La mia preferita, al momento, è paLLa. Con la elle così marcata, ora che la so fare, che spesso la lingua mi esce quasi dalla bocca. Come beLLo, del resto. E siccome comincio a sapere che cosa voglio, spesso la indico: cheLLa! (quella). Finora mi sono sentito al sicuro nei bisillabi semplici semplici (maMMa, paPPà, paPPa, noNNa, nono), ma adesso avverto il fascino delle parole complicate: cheCCheio (cucchiaio, cucchiaino), per esempio. Con cui sto cominciando a mangiare la chiCChia (ciccia, carne, pappa) da solo. E quando mi scappa, qualunque cosa sia, è kakka (cacca, pipì), parola che rende meglio se pronunciata annuendo con compita solennità. Nel mio mondo, al momento, le declinazioni non esistono, del resto sono tutti tAAta (tato, tata, tati, persone in genere).

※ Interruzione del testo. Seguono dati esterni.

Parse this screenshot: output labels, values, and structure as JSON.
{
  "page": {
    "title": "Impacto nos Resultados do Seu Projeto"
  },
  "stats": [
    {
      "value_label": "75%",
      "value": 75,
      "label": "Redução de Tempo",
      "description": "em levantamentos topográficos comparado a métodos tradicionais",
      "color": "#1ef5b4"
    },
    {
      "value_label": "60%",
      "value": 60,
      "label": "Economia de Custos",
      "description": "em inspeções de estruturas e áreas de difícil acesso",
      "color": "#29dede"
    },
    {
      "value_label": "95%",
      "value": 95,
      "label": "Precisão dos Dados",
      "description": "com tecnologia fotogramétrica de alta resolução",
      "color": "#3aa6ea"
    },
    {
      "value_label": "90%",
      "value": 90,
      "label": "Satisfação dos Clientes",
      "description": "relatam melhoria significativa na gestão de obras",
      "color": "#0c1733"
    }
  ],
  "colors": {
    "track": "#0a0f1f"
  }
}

Io stesso, quando mi guardo allo specchio sono tAAta. Ogni tanto mamma e papà cercano di convincermi che sono tato, così spesso andiamo avanti per dei minuti: tato, tAAta, tato, tAAta, tato, tAA…ta! Vinco io, naturalmente. Per tutto il resto c’è il passpartout: ay! (sì, grazie, va bene).